Usually you'd need to edit `~/.jupyter/jupyter_notebook_config.py` and
insert the following:
```python
c.NotebookApp.contents_manager_class = 'jgscm.GoogleStorageContentManager'
# c.GoogleStorageContentManager.project = ''
# c.GoogleStorageContentManager.keyfile = ''
```
`project` and `keyfile` must be set if [gcloud](https://github.com/GoogleCloudPlatform/gcloud-python)
cannot determine the defaults. Read more about it in one of the next sections.

Contributions
-------------
...are welcome! See [CONTRIBUTING](CONTRIBUTING.md) and [code of conduct](CODE_OF_CONDUCT.md).

License
-------
MIT, see [LICENSE](LICENSE.md).

Usage
-----
Just launch and use Jupyter as usual.

On the root level, you may not create files, only directories and the latter
are considered as new buckets. On deeper levels, there should be no difference.
You can change the Google Cloud project in order to work with
corresponding buckets in Jupyter configuration (see [Projects and keyfiles](#projects-and-keyfiles)).

GCS treats blobs with names ending with "/" as folders and so does this
project. Since there is no special handling of directories in GCS,
when you delete some blob which is the only one in it's parent directory,
and the parent directory was not created explicitly, it will disappear as well.
This behavior is similar to some old-style source control systems.

GCS API invocations can take some time. While JGSCM does it's best to reduce
the number of calls, they still can introduce substantial delays in
Jupyter UI. Please, be patient.

There is an ability to specify the starting path instead of the buckets listing:
```python
c.GoogleStorageContentManager.default_path = 'path/without/starting/slash'
```
(`--notebook-dir` does not seem to work).

Checkpoints
-----------
Checkpoints are stored in .ipynb_checkpoints directory as usual. That
name can be changed via `c.GoogleStorageCheckpoints.checkpoint_dir` in
Jupyter configuration. You can set the dedicated bucket for snapshots via
`c.GoogleStorageCheckpoints.checkpoint_bucket`.

The name of each checkpoint is \-[UUID4](https://en.wikipedia.org/wiki/Universally_unique_identifier).ipynb.

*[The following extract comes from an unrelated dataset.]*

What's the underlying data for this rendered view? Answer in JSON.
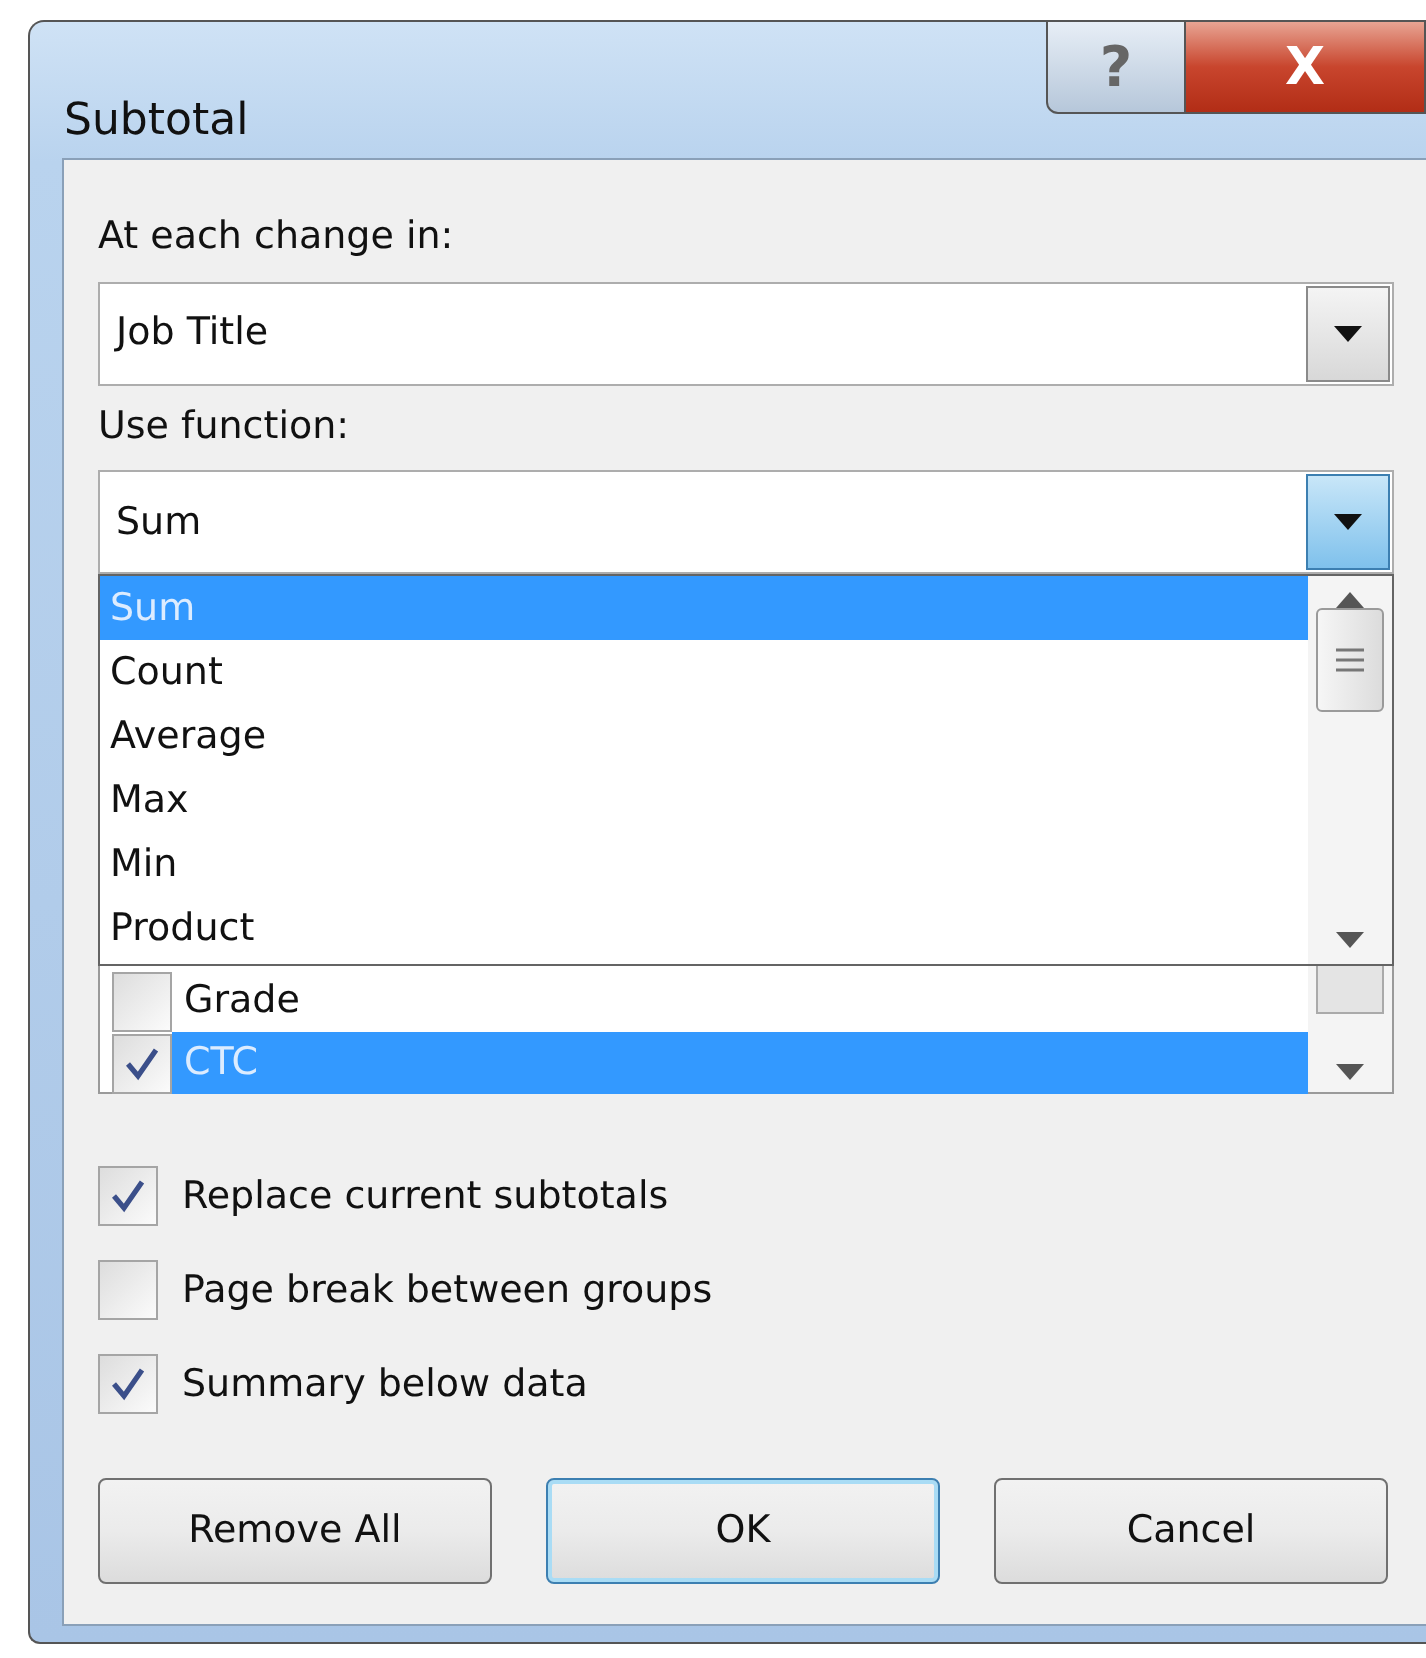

Hidden files and directories
----------------------------
As with any UNIX filesystem, files and directories with names starting
with dot "`.`" are considered hidden by default. You can change this by
setting `c.GoogleStorageContentManager.hide_dotted_blobs` to `False`.

Projects and keyfiles
---------------------
Usually, if you launch Jupyter in Google Cloud, the default project is picked
up and no special keys and tokens must be supplied. The same is true
if you launch Jupyter in the environment which was configured for
Google Cloud (`gcloud init`). If this is not the case, you can explicitly
set the Google Cloud project and authentication credentials.

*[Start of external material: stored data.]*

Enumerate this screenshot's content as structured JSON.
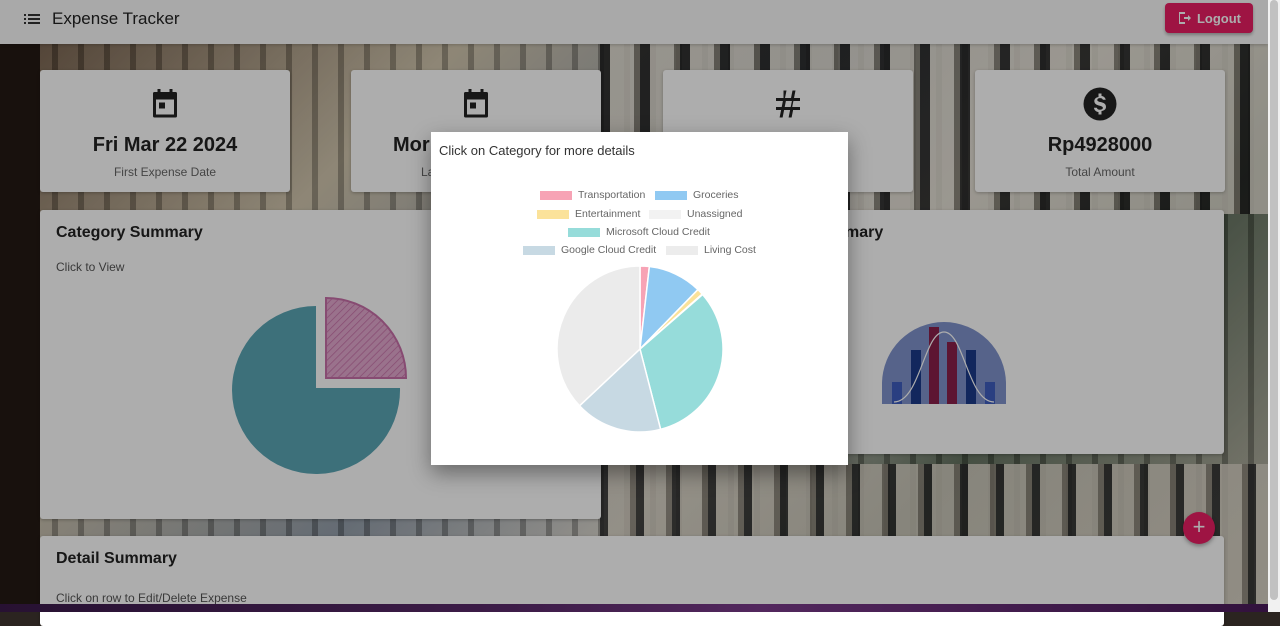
{
  "app": {
    "title": "Expense Tracker",
    "logout_label": "Logout"
  },
  "stats": [
    {
      "icon": "calendar-icon",
      "value": "Fri Mar 22 2024",
      "label": "First Expense Date"
    },
    {
      "icon": "calendar-icon",
      "value": "Mor",
      "label": "La"
    },
    {
      "icon": "hash-icon",
      "value": "",
      "label": ""
    },
    {
      "icon": "dollar-icon",
      "value": "Rp4928000",
      "label": "Total Amount"
    }
  ],
  "category_summary": {
    "title": "Category Summary",
    "subtitle": "Click to View"
  },
  "right_summary": {
    "title_partial": "mary"
  },
  "detail_summary": {
    "title": "Detail Summary",
    "subtitle": "Click on row to Edit/Delete Expense"
  },
  "dialog": {
    "title": "Click on Category for more details",
    "legend": [
      {
        "name": "Transportation",
        "color": "#f7a3b5"
      },
      {
        "name": "Groceries",
        "color": "#90c9f2"
      },
      {
        "name": "Entertainment",
        "color": "#fbe29a"
      },
      {
        "name": "Unassigned",
        "color": "#f2f2f2"
      },
      {
        "name": "Microsoft Cloud Credit",
        "color": "#96dcda"
      },
      {
        "name": "Google Cloud Credit",
        "color": "#c7d9e3"
      },
      {
        "name": "Living Cost",
        "color": "#ececec"
      }
    ]
  },
  "chart_data": {
    "type": "pie",
    "labels": [
      "Transportation",
      "Groceries",
      "Entertainment",
      "Unassigned",
      "Microsoft Cloud Credit",
      "Google Cloud Credit",
      "Living Cost"
    ],
    "values": [
      1.8,
      10.5,
      1.2,
      0.1,
      32.4,
      17.0,
      37.0
    ],
    "colors": [
      "#f7a3b5",
      "#90c9f2",
      "#fbe29a",
      "#f5f5f5",
      "#96dcda",
      "#c7d9e3",
      "#ebebeb"
    ]
  },
  "colors": {
    "accent": "#e91e63",
    "teal": "#5aa5b4",
    "pink_slice": "#d68fbd"
  }
}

Open Jupyter configuration and set
```python
c.GoogleStorageContentManager.project = '...'
c.GoogleStorageContentManager.keyfile = '...'
```

Regarding keyfiles, please read the [official documentation](https://cloud.google.com/storage/docs/authentication).
Go to API Manager / Credentials in cloud console to generate it:

![API Manager / Credentials](docs/keyfile.png)

Testing
-------
```
PYTHONPATH=`pwd` python3 -W ignore::DeprecationWarning jgscm/tests/test.py
```
JGSCM writes logs at DEBUG verbosity level (`c.Application.log_level = "DEBUG"`).